As a young artist, realism had always seemed to be the pinnacle of good portraiture to me. That is, until I saw the work of Nicolai Fechin.
The way Fechin chose to focus on certain features, while letting other elements completely fade away into obscurity, was unlike anything I had ever seen. Fechin was one of the first artists I was introduced to that showed me what a simple pencil could do. How less could be more, and how what you choose NOT to draw can be just as important as what you choose to include.
Although Nicolai Fechin was also a prolific painter, it is still his pencil work that speaks to me the most.
Nicolai Ivanovich Fechin (1881 – 1955) was a Russian-American painter best known for his portraits and works featuring Native Americans.
Classically trained at the Imperial Academy of Arts in St. Petersburg, Russia,
Fechin graduated with highest marks and won that year’s traveling scholarship, the ‘Prix de Rome’. After his travels he returned to his native Kazan, where he taught and painted for a time.
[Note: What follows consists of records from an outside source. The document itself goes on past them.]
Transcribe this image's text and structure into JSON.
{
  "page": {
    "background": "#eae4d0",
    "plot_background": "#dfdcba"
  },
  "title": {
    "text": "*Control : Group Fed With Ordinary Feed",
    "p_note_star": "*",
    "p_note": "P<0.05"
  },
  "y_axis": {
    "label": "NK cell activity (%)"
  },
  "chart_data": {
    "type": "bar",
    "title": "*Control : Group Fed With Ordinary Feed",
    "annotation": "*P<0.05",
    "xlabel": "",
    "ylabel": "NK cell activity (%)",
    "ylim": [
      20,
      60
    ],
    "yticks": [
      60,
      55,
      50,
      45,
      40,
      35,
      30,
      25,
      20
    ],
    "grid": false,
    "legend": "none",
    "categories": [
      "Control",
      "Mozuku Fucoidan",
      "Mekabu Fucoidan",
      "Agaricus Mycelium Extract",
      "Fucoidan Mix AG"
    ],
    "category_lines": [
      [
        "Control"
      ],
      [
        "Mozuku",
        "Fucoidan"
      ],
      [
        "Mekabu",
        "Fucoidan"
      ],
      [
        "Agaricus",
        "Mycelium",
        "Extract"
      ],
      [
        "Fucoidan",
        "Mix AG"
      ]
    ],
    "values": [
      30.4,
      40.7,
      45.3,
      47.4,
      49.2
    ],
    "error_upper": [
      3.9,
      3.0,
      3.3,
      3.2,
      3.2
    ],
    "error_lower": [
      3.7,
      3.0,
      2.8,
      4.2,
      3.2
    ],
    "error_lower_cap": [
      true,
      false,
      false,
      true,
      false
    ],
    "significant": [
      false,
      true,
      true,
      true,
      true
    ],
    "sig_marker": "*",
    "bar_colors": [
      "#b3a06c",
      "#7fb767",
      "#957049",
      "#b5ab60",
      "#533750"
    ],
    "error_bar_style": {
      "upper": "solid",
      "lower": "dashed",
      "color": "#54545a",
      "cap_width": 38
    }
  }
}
He exhibited his first work in the United States in 1910 in an international exhibition in Pittsburgh, Pennsylvania. After immigrating with his family to New York in 1923 and working there for a few years, Fechin developed tuberculosis and moved West for a drier climate. He and his family settled in Taos, New Mexico. It was there where he became fascinated by Native Americans and the landscape. These subjects became the focus of his work for the remainder of his life. After leaving Taos in 1933, Fechin eventually settled in southern California, where he resided until his death in 1955.